被药祖游移在身的眼神盯得朝歌心虚,华枝因为来偷拿饭食还引得大家不得安宁愧疚低头不敢看人,三人中最淡定的当属凌潜,面色一如从前。
为了打破四人中的气氛,凌潜开口道:“师父,如今已是子时三刻,马上丑时了。”
“怎么,你们差点烧了厨房,如今事情未解决就想劝我回去?”药祖有些气愤自己徒弟的话,自从收留两个丫头,作为师父的他吩咐的事变得效用大不如前,大小徒弟都拐着弯向着她们。
不想被身旁三人看清表情的药祖顺阶而下。
“当然不全是,如今夜深露重,师父的身子重要,早些回房休息明日再说也不迟,”凌潜略一停顿,特意在时辰上加重语气暗示师父,“而且如今子时三刻,怎么也是第二日,师父不是喜欢新的一天开开心心。”
待众弟子恢复厨房原样后便被药祖打发离开,华枝担心自家小姐一步三回头到底是回房去了。
药祖盯着朝歌与凌潜不知在想什么,一会儿转过身让两人跟上,踱着步的药祖回想收留朝歌的日子里,朝歌在药崖山闯出的祸事有些哀其不幸怒其不争。
“朝歌丫头,你如今在山中住了多久?”
朝歌听到药祖突如其来的询问,低头清算着日子。
“廿十有一,师父。”凌潜不待朝歌算完开口回道。
“不知不觉这么久了。”药祖不由叹道,“你毁了药材我罚你禁食,咱们扯平了。”
药祖转身看向朝歌继续道:“明日你便可以知道两国的全部消息,包括你母亲的。”药祖示意自己的大徒弟,凌潜明白消息最后得由自己传达。
朝歌震惊的看向药祖,在药祖的眼神中看到了自己幼小稚嫩的脸庞,而药祖面容却显现出一派释然。
从前留着小丫头有私心,不忍她小小年纪便看透事态,想给她多留些快乐日子,但看廿一日内小丫头闯祸的本事到最后倒霉的还是自己,那点私心也荡然无存,还是早些送走罢,反正帝台那老家伙如今也没时间在意。
“你罚我徒弟禁食?”突然在药祖耳边响起的声音使药祖瞬间炸毛,转着身子四处寻觅声音,待抬头仰望星空时,一道虚幻的声音映入药祖眼帘。
朝歌与凌潜想要告退,却因为药祖的神情动作生出迟疑,搞得两人不仅一头雾水,更是无以复加的震惊。难不成药祖疯了?
“没有给她禁食,就算给她禁食她不是也没饿着。”药祖心虚的用心心相印术回答帝台上神的突如其问,眼神看向朝歌小小的身板,赶紧挥手让人离开,“怎得此时过来?”
“别想欺负我徒弟。”帝台上神完全忽略了药祖的话,一副“如果你欺负我徒弟,我跟你秋后算账”的架势,可看向自己徒弟背影的目光却又是那么平和。

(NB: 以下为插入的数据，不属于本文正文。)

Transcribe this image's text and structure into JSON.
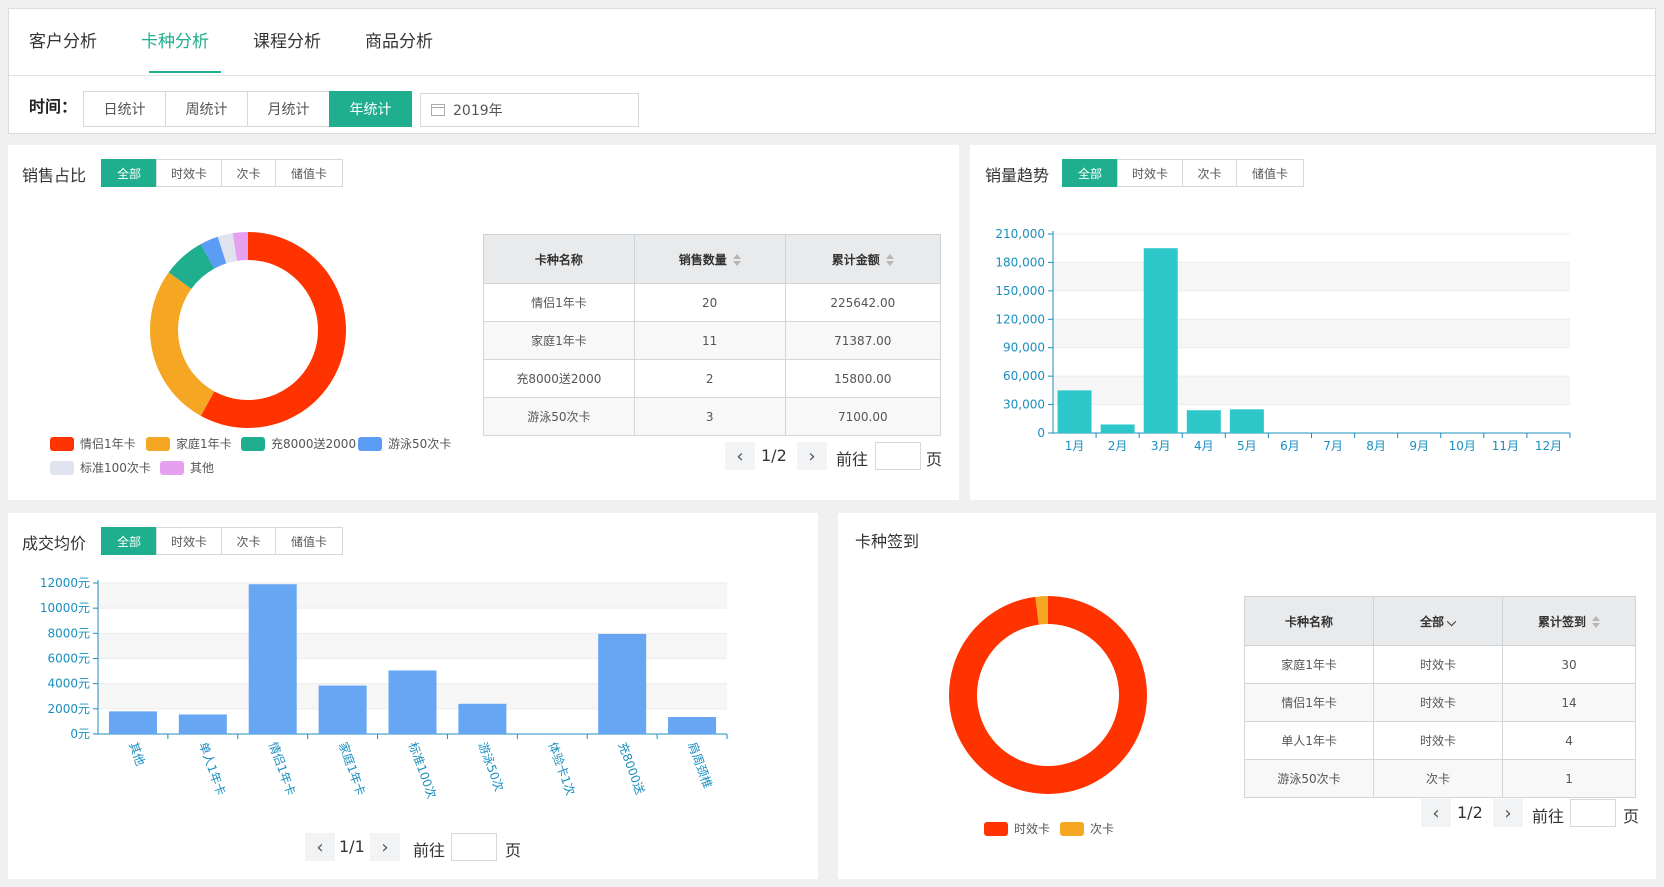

“我哪敢,谁不知道你这老家伙是出了名的护短,”药祖看了看帝台老家伙的身影,边往院落走边小声嘀咕,“明明人家还没举行拜师礼,你就认上人了,一点不矜持。”
“本上神听得到。”轻声细语入耳,药祖的脚步一顿。
须臾药祖挺起背双手背后不看当空的身影继续走,“人都散了,哪儿来哪儿回罢。”
“不想看到本上神?”当空浮着的身影由大变小来到药祖面前。
药祖忍不住瞪一眼帝台上神:“你这臭棋篓怎么突然来药崖山?”
“没什么,”帝台上神身影漂浮不落地,轻轻摆弄手中棋子,稍一停顿接言道,“我徒弟将石头取了下来,我便被召唤来此。”
药祖看到了帝台上神手中摆弄的棋子猜到了人来之前怕是还在下棋,不由取笑道:“你未免太紧张自己的徒弟,不过历一世劫便能回归仙身,还在石头上留什么仙法。”
帝台上神转眸看向药祖,卖起关子道:“那这其中关窍,你便有所不知了。”
药祖怀疑的看向身旁的老家伙,自己搜集了上三界所有的消息,能有自己不知道的事?可笑。
“如果你给我解了这局棋,本上神就告诉你。”帝台上神胸有成竹。
药祖一看老家伙那肯定模样,心里不确定起来,难不成真有自己还不知道的消息?
“你说真的,如果说得事是我早已知晓的,那你别怪我不帮你。”药祖咬定要先听消息,帝台上神现今正需要药祖帮忙赢过南斗星君们,也就没藏私直说了。